Palo Alto residents concerned about the recent flood of cell-tower and antenna proposals should have plenty to complain about in the months ahead as applications continue to flood in.
The subject, which became one of the city's hottest issues earlier this year, will take center state tonight (Monday, May 16), when the City Council considers the city's existing regulations for wireless-communication facilities and possible ways to improve the vetting process.
According to a new report from the city's Planning Department, the need for wireless-communication services is "rapidly increasing" because of capacity demands for data transmittal in the famously high-tech city. Palo Alto is currently processing five cell-tower applications, including a monopole, a "faux tree" antenna, and three modifications to existing facilities, Current Planning Manager Amy French wrote in the report.
She also noted that AT&T has proposed installation of nine "distributed antenna systems" (DAS) on existing utility poles in Palo Alto. These systems typically require shorter poles than traditional antennas and produce lower radiofrequency emissions.
"These installations are smaller and in some ways less intrusive than a larger monopole, but may still have visual impacts," French wrote. "Many more DAS applications are anticipated to be submitted for City review by AT&T and others."
Cell towers became a subject of major controversy earlier this year when a group of residents in Crescent Park rallied against AT&T's proposal to install a tower at St. Albert the Great Church (the company ultimately pulled its application).
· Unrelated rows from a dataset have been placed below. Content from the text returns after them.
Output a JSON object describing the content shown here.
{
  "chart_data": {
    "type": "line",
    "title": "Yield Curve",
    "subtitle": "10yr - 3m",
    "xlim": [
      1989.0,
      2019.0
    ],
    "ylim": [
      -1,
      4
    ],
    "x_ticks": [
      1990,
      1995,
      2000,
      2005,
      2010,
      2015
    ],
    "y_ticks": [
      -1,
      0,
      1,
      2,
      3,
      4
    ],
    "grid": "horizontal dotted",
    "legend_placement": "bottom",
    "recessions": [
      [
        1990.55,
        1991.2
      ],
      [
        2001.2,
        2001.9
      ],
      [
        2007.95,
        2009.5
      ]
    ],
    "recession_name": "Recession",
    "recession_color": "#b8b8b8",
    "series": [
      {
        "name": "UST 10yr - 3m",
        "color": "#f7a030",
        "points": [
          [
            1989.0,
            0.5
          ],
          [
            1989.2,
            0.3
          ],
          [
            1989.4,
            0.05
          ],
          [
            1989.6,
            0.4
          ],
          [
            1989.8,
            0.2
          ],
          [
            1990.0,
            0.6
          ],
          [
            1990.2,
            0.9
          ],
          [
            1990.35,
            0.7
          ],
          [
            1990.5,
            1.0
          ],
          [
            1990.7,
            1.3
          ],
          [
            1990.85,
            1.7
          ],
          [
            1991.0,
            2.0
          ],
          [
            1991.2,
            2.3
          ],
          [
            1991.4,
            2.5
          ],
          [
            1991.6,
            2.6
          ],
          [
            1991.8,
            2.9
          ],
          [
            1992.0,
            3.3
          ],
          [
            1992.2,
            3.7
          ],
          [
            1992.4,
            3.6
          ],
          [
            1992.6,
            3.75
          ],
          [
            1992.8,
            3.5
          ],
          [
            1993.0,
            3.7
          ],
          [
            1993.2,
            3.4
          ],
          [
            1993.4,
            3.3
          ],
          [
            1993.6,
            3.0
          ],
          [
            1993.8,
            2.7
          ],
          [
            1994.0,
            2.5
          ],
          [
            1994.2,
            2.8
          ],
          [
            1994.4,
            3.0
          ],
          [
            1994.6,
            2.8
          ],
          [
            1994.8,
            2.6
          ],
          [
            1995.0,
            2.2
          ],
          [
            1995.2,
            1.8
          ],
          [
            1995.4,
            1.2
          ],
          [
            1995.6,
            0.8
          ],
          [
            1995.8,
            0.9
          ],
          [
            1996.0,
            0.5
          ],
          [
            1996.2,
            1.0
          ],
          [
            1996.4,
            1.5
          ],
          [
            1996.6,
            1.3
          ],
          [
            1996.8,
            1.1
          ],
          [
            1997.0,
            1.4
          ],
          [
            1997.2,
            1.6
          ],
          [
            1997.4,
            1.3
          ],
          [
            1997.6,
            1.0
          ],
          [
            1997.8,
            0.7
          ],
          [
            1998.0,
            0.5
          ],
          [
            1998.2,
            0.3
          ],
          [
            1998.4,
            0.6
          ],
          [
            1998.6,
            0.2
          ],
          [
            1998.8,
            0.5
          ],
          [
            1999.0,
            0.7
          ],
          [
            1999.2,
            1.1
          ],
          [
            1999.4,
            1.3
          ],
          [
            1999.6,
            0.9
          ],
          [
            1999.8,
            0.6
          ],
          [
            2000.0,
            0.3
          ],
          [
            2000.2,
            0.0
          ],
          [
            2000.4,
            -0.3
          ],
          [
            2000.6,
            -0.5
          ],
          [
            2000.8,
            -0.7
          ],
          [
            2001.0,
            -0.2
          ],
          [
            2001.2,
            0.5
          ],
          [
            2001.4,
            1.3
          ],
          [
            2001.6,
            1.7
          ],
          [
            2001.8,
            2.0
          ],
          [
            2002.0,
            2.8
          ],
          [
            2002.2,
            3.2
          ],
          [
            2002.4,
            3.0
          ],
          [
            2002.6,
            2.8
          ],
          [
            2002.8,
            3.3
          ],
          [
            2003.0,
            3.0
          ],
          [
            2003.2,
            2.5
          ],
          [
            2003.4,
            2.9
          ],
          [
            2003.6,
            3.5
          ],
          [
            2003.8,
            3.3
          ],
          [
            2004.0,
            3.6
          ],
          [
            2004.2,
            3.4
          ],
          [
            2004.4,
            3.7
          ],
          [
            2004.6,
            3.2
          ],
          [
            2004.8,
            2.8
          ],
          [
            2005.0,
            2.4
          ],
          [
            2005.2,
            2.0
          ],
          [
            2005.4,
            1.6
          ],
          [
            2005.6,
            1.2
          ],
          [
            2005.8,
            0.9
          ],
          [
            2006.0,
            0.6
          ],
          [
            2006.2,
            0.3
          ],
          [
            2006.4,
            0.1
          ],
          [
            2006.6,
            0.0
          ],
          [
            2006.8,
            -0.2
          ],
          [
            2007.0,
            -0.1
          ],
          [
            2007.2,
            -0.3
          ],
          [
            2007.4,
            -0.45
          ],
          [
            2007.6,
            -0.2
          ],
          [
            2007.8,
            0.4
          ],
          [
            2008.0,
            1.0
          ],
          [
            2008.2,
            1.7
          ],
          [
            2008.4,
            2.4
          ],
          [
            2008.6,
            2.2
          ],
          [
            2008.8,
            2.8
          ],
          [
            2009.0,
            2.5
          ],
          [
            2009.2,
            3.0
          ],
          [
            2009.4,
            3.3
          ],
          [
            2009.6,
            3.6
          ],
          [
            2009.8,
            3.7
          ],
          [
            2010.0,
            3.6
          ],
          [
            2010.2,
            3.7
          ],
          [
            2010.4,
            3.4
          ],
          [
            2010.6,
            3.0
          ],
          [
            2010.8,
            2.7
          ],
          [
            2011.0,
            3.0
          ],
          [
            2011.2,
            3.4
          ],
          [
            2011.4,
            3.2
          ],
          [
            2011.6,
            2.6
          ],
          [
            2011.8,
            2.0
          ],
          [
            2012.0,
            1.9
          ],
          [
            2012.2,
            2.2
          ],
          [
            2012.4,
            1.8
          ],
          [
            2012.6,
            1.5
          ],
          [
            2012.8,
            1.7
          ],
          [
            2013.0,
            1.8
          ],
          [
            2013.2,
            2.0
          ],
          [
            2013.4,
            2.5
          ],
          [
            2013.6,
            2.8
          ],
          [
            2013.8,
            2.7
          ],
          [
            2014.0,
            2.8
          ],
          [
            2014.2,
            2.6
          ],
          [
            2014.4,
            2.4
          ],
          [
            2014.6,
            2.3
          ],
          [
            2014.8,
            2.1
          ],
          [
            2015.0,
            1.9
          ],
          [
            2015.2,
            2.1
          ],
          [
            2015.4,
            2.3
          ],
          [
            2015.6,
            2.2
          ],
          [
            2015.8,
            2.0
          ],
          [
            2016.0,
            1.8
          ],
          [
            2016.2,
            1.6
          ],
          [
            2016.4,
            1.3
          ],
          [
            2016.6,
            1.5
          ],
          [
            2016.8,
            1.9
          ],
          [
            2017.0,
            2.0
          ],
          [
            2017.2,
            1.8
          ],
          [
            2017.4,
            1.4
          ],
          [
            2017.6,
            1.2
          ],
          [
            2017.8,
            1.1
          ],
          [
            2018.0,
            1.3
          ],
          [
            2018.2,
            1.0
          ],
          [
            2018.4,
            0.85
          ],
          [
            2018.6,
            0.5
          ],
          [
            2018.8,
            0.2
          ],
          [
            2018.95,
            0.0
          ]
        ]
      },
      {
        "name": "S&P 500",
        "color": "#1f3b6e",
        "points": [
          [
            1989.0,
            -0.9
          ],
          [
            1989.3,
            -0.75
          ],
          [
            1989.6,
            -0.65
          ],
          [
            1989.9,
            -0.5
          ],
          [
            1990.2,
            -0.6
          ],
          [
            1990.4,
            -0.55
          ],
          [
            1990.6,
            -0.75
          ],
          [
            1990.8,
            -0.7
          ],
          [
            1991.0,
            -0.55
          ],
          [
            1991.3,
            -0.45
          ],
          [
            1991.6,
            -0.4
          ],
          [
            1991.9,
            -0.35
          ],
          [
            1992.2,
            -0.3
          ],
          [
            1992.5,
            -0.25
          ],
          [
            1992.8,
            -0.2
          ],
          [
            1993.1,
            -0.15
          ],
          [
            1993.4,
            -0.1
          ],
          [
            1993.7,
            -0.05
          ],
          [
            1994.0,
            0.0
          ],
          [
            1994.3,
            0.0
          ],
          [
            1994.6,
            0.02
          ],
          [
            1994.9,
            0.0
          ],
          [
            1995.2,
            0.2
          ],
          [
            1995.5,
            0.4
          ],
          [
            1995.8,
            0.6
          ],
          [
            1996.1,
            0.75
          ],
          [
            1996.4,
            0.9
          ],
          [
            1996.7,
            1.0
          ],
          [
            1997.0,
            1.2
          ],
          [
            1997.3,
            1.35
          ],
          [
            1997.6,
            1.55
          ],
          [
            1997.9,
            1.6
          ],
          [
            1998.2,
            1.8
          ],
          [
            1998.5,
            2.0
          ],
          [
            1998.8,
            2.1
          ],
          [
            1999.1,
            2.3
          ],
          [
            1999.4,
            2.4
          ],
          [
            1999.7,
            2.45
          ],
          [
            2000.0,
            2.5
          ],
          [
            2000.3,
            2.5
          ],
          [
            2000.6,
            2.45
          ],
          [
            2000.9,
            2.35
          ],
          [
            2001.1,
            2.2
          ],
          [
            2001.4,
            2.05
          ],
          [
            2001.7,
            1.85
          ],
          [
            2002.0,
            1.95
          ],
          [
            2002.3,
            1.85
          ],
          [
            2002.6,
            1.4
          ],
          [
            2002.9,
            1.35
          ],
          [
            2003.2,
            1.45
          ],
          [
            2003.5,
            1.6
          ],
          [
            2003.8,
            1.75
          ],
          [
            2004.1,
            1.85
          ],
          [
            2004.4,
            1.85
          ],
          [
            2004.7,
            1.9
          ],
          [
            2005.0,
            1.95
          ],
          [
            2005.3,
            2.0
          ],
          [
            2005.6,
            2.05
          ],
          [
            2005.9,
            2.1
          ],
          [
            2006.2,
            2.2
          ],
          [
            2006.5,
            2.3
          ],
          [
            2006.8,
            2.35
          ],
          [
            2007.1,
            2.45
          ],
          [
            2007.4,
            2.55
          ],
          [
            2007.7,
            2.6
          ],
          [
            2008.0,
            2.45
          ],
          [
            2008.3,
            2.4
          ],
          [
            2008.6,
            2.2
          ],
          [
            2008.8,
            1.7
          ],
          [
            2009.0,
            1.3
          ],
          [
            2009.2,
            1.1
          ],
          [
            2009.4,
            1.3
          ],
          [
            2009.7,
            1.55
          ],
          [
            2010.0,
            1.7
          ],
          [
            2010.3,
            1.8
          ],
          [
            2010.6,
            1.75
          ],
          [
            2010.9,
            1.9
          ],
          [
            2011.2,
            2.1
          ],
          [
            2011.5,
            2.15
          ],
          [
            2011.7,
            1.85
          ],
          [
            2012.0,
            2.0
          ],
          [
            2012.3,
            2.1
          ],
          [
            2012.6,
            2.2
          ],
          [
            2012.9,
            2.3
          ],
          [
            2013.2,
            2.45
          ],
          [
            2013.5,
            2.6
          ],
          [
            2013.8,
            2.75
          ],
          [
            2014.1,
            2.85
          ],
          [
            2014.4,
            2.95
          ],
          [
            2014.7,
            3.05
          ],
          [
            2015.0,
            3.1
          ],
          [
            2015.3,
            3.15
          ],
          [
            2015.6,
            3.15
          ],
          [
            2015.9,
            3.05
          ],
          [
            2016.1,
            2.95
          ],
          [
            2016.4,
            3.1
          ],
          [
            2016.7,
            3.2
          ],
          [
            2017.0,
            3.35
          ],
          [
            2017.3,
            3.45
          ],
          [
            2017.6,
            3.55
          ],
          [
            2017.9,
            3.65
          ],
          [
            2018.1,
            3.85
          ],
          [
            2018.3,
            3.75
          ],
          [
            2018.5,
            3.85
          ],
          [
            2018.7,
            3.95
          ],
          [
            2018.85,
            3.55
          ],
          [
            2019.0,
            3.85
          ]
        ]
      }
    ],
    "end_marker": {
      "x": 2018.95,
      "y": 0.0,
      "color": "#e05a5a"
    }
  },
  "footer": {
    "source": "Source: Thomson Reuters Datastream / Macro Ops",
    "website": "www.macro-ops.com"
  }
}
On the other hand, AT&T succeeded last month in obtaining the city's approval to install new wireless antennas at Hotel President on University Avenue despite protests from dozens of Hotel residents who feared the new antennas would impact their privacy and, quite possibly, their health.
Given the recent brouhaha, the City Council will devote most of its meeting Monday night to discussing the various issues around the recent applications, including the city's existing wireless facilities and ways to improve the review process.
These proposals include requiring applicants to submit a map illustrating coverage gaps and explaining how the new facility would fill these gaps; requiring applicants to explain why they can't "collocate" the new facilities on existing poles; and more information about radiofrequency emissions from the proposed facilities.
The council meeting will begin at 7 p.m. in the Council Chambers at City Hall.